三人が振り向くと、そこにはショウが立っていた。

ショウは、この神社の御祭神である大狗神の息子で自身も狗神である。いつも、紅い華やかな着物を着て、太刀を携え、大きく白い豊かな毛の尾がある。

いつもは、本殿に住んでいるというが、あまり人前に出てこない。初めて会うものは、その威圧感で圧倒されるが、本当は優しい

神宮司が小さなころから、いつもそばで成長を見守っていた。


「でっかい葛籠やな。

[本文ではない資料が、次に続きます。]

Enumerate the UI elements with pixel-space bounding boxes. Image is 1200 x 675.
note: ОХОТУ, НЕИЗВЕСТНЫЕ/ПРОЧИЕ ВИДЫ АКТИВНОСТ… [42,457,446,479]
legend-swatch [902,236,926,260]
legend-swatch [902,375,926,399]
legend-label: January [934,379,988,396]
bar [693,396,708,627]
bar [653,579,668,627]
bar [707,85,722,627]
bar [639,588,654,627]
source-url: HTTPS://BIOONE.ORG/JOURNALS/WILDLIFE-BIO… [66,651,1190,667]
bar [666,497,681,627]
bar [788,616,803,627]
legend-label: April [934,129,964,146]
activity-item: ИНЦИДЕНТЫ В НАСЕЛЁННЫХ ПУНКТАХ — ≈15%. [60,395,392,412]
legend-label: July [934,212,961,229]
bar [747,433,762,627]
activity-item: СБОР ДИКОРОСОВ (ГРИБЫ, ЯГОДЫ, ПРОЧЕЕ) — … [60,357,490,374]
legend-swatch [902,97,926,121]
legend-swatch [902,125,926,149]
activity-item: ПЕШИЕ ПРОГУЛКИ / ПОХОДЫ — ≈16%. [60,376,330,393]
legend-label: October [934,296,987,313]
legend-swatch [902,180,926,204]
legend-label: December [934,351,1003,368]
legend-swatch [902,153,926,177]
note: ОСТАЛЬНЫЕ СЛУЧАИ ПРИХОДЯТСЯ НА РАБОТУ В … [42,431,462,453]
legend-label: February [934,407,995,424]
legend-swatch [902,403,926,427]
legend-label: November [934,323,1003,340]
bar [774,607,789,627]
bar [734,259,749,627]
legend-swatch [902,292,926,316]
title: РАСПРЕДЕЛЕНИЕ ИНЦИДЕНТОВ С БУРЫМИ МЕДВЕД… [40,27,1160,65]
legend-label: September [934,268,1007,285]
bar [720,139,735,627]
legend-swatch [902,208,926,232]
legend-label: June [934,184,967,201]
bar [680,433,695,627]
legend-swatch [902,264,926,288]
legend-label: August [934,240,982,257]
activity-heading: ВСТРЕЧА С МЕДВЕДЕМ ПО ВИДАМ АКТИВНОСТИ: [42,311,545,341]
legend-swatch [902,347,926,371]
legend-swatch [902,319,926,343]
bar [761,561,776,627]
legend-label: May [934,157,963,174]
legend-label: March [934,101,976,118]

厄介かもしれへんぞ、ショウ」

その後ろから、濃い黒に白の桜の花弁が描かれた着物を着た、大きな尾が九本ある男が現れた。

この男はレン。レンはこの神社の一角にある稲荷社に住む九尾の狐だ。

少し、冷たい印象を受けるが、本当は熱い情熱と深い愛情を隠し持っている。ある事件でショウに一度稲荷社に封印されたが、その封印も解かれ、いまはその稲荷社を拠点にしている。

その昔、まだこの奥吉野に結界など張られていなかった時代から、ショウとレンの二人はこの奥吉野で妖たちと暮らしてきた。

そして、この裏吉野でおこる様々な不可思議な事件を、ショウ、レン、神宮司、ユウタ、カイトの5人が、解決している。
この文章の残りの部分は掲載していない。